Shake N' Bake Throwback - A Taste Buds Trial
- Terry Buchanan

- Oct 7
- 2 min read
I have a number of friends and readers who have signed up to either be a quality control taste tester or to provide some out-of-the-ordinary recipes for me to test out and report back. I call these friends “taste buds,” my foodie posse. This recipe is one of those - pretzel-coated pork chops with a honey-mustard sauce - and it serves another purpose. My kids loved Shake N’ Bake pork chops when they were young, and I’ve been looking for a suitable substitute without all the sugar.
INGREDIENTS
2 large eggs, beaten
2 teaspoons hot sauce
2 cups pretzels, such as Dots® Original or Honey Mustard pretzels
4 center-cut pork chops
1 1/4 teaspoons kosher salt, divided
3/4 teaspoon freshly ground black pepper, divided
2 tablespoons olive oil
1 1/2 tablespoons Dijon mustard
1 tablespoon mayonnaise
1 tablespoon honey
1 teaspoon apple cider vinegar
METHOD
Preheat the oven to 400 degrees. Set a wire rack inside a rimmed baking sheet; set aside.

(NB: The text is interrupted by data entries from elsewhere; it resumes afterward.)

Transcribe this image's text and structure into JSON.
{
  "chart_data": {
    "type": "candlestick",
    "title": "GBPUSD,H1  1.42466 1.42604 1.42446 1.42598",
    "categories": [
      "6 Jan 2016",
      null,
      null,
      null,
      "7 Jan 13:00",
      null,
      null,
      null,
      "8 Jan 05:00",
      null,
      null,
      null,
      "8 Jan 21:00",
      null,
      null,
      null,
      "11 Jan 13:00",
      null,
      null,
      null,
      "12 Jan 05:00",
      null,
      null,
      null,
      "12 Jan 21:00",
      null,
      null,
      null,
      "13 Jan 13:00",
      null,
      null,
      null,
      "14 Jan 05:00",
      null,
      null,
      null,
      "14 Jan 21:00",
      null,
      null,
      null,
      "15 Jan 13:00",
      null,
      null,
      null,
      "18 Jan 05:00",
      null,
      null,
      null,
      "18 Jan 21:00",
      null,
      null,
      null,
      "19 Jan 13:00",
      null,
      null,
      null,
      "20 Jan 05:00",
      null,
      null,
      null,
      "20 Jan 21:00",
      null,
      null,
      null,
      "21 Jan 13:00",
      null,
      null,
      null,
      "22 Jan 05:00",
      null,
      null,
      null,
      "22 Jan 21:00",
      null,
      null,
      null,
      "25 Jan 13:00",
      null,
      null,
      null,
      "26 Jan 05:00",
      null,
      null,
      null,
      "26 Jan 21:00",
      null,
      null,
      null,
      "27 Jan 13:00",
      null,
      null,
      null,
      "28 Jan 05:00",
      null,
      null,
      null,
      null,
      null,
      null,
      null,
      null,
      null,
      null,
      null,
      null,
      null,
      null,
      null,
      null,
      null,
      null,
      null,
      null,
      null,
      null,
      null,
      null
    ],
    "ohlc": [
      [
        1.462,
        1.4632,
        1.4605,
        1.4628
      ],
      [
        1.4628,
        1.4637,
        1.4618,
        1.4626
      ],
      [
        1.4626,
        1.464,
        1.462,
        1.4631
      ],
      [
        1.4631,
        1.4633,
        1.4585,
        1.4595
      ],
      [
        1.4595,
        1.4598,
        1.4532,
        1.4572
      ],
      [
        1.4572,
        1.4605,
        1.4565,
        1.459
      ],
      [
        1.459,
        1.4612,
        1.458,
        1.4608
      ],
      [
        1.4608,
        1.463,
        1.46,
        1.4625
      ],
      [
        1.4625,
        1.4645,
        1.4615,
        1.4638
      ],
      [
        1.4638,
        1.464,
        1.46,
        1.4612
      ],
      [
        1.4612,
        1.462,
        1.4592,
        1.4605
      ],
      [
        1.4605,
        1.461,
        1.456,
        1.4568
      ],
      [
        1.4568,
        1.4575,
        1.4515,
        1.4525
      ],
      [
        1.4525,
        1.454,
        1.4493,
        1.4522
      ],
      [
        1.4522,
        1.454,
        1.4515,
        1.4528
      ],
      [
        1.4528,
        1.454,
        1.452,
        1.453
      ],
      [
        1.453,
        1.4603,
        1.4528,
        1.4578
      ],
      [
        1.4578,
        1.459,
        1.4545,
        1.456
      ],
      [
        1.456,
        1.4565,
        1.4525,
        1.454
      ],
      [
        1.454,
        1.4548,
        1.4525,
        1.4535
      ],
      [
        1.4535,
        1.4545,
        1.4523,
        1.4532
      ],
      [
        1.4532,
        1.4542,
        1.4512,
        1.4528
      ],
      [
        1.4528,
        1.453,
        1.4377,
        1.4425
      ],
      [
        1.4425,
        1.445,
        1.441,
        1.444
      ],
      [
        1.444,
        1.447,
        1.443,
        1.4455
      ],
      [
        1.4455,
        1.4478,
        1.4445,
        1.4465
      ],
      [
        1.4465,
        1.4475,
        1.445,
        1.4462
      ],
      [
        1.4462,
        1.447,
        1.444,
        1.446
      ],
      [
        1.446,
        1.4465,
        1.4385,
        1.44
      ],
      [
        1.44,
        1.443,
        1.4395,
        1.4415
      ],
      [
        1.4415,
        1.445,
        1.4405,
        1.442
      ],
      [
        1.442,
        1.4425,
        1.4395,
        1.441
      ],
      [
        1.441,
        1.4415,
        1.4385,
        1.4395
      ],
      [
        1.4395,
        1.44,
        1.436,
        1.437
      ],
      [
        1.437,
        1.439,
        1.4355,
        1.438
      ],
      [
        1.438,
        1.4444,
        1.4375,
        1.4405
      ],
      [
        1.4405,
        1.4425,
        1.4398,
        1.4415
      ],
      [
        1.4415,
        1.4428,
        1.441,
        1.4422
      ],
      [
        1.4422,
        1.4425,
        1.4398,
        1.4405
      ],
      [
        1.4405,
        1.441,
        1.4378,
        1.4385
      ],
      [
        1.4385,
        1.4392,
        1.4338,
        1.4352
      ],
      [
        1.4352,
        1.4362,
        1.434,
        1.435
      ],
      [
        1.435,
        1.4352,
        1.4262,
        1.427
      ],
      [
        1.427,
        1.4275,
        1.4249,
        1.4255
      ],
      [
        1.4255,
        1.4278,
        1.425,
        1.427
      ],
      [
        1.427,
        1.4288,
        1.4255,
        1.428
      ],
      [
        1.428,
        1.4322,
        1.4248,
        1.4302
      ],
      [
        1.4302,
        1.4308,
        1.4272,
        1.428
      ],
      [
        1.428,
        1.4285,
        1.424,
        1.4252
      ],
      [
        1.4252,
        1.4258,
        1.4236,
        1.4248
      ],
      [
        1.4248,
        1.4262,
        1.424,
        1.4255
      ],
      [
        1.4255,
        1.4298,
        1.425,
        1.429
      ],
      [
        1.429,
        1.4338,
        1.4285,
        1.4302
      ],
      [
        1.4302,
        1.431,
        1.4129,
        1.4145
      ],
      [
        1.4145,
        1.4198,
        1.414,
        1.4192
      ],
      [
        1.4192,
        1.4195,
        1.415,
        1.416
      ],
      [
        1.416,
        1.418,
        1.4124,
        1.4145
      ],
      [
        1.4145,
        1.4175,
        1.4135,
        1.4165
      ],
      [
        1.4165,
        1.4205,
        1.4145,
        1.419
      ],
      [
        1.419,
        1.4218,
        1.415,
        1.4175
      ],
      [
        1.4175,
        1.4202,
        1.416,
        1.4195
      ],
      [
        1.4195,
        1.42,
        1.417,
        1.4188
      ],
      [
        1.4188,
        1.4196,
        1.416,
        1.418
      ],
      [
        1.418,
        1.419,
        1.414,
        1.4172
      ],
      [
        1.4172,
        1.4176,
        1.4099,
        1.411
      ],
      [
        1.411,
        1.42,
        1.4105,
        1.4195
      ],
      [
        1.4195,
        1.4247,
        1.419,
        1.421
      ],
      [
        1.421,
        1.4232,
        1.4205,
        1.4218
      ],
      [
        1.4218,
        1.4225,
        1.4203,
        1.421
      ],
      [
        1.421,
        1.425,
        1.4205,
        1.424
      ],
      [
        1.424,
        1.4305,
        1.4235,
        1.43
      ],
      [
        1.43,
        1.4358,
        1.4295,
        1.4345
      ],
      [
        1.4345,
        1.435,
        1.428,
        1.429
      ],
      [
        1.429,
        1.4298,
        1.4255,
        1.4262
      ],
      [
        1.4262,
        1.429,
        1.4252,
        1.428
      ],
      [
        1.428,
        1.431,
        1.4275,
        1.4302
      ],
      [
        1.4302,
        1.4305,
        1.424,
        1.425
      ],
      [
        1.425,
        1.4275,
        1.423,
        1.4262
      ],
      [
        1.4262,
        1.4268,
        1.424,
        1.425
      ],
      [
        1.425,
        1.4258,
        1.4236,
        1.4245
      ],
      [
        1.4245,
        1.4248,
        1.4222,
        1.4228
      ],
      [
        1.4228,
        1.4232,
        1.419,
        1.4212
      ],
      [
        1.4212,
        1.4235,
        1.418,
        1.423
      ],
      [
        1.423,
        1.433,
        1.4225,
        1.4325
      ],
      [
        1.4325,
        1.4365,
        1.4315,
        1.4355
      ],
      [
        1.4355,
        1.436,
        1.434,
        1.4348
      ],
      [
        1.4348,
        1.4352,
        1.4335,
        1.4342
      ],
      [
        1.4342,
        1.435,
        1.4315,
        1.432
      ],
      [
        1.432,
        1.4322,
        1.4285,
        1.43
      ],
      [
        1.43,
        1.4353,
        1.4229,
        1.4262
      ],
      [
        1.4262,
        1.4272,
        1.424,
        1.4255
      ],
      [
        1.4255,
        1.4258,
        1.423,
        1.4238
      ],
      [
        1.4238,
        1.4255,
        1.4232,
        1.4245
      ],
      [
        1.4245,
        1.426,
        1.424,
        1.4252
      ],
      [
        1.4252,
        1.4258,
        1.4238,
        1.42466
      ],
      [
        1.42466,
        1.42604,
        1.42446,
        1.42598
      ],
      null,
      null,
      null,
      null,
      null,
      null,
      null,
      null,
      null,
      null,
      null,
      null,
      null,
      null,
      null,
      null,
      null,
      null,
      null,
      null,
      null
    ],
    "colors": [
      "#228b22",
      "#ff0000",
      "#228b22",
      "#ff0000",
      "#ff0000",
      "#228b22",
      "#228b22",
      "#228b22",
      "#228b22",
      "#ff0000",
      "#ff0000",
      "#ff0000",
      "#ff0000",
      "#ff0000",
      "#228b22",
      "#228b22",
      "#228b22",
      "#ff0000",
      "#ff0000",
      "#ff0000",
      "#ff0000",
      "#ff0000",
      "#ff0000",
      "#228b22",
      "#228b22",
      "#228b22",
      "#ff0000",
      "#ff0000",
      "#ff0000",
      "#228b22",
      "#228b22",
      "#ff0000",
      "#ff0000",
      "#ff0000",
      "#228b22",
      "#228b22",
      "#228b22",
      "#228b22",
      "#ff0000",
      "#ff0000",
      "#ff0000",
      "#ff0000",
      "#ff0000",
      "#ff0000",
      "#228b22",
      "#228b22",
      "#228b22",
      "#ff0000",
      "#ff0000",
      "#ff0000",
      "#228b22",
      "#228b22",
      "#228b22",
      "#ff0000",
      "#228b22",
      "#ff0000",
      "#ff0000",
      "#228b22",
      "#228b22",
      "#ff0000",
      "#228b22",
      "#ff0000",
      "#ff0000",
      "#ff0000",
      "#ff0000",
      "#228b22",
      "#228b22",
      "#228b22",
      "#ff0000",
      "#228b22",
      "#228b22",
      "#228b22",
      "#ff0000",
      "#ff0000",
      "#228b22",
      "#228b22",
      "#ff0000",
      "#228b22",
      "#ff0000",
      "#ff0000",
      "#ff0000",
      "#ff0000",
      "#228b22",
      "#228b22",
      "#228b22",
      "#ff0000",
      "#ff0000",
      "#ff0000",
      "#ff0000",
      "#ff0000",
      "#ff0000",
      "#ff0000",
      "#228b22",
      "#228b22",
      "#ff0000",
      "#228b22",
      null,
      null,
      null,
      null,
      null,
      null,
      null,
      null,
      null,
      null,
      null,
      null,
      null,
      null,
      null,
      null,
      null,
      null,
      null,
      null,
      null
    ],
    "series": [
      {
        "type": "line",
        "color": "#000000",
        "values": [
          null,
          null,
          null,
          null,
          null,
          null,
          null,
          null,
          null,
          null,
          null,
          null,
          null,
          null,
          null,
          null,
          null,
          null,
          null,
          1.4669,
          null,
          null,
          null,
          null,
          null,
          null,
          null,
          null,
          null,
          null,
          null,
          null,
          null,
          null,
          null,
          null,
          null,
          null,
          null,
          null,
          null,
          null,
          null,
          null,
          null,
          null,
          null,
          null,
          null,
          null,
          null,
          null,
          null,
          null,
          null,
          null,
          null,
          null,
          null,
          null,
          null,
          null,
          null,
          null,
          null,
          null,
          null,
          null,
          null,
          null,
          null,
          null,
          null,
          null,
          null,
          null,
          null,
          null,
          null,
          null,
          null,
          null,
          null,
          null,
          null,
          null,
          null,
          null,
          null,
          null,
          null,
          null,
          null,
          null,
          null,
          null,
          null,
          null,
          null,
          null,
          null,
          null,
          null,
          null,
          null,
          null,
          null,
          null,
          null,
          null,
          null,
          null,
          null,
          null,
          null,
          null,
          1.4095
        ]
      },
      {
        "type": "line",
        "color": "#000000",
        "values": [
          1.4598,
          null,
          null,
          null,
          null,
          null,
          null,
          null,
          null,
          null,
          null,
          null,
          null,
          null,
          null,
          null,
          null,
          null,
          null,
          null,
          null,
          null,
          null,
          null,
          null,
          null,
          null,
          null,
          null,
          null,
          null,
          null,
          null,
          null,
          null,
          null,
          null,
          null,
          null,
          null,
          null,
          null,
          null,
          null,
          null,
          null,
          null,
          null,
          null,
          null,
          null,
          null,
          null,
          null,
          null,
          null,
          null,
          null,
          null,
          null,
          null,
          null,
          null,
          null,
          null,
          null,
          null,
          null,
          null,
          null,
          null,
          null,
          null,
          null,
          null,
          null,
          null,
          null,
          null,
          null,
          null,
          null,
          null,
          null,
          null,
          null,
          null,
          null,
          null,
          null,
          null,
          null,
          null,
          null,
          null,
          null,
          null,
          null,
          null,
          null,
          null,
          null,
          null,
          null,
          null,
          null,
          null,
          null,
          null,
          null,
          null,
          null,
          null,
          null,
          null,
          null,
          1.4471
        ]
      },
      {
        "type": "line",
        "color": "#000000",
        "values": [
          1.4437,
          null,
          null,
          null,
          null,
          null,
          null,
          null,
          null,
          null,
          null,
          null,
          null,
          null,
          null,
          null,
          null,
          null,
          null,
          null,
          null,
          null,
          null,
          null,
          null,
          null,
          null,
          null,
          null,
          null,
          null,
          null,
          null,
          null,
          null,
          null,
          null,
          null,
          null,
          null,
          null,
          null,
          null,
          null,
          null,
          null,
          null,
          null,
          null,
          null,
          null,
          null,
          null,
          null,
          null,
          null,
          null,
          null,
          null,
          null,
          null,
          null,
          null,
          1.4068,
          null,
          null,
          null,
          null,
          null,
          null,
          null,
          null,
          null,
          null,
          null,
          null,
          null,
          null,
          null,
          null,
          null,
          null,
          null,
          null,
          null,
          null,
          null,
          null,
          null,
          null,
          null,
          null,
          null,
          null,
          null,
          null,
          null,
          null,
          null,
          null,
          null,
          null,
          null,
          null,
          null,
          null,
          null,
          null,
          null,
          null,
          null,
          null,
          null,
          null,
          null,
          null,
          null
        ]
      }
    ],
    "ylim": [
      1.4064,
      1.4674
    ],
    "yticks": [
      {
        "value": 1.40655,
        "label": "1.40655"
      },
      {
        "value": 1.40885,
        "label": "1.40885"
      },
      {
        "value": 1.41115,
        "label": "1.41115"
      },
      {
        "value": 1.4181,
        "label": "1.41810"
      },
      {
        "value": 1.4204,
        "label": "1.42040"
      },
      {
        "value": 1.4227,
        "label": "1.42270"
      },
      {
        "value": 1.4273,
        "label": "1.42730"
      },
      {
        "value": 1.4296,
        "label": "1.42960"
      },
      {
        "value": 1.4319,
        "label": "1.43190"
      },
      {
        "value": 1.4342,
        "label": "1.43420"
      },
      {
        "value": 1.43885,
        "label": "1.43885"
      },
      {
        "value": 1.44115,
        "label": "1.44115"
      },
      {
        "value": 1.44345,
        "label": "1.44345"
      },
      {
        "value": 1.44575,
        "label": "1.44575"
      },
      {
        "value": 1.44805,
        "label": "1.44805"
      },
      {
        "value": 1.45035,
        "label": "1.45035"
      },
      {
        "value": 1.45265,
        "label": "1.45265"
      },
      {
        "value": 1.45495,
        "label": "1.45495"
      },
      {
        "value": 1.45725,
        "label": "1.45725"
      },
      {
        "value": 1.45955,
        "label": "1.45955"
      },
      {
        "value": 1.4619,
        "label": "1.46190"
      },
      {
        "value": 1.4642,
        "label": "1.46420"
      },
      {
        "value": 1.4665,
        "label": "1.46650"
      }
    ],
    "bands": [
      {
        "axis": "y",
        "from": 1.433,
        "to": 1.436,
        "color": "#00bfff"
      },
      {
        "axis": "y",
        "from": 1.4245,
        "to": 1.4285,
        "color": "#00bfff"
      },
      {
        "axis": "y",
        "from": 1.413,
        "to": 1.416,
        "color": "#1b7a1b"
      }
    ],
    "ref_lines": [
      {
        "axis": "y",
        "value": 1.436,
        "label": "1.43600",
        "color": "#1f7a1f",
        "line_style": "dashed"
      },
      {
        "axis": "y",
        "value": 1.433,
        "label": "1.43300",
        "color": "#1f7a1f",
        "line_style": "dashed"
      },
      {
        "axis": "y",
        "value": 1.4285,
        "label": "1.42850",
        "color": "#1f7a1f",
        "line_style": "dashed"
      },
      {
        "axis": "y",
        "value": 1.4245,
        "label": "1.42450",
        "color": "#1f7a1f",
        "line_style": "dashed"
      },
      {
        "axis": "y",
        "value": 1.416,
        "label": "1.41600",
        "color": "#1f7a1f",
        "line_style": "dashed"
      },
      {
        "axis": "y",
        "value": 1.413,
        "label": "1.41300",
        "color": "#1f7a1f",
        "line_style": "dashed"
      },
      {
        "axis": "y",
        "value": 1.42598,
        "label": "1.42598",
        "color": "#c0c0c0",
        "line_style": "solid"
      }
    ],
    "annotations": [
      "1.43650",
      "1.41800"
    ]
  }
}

Whisk eggs and hot sauce together in a shallow dish.
Crush pretzels in a food processor or plastic bag and add them to a second shallow dish.
Season pork chops evenly with 1 teaspoon salt and 1/2 teaspoon pepper. Coat each pork chop in egg mixture, allowing excess to drip off, then coat each liberally in pretzel crumbs.
Heat oil in a large skillet over medium-high heat. Cook pork chops, 2 at a time, until golden brown, about 2 minutes per side. Transfer them to the prepared baking sheet.
Bake in the preheated oven until no longer pink in the center, about 10 minutes. An instant-read thermometer inserted into the center should read 145 degrees.
Meanwhile, combine mustard, mayonnaise, honey, vinegar, and remaining salt and pepper in a small bowl and mix well.
Microwave mustard sauce for 15 seconds, stir, and serve with pork chops.
As you can see, I served it with a quick veggie and a hasselback potato. I have so much sage left in my garden I wanted to use some of it.
If you’ve never made hasselback potatoes, you should try - they are easy and really add a lot of flavor to potatoes when they cook open this way.
Put two chopsticks on either side of the potato, so when you slice down you don’t cut the bottom. I put herbs in each slice and drizzle some olive oil, salt and pepper in the cracks. Roast it for 50 minutes at 400.
Mix a little melted butter and minced garlic, then brush the potatoes with it. Put them in the oven for another 20 minutes or so.
I was thinking another snack would make some great breading - Cheetos or jalapeno potato chips. What do you think, Taste Buds?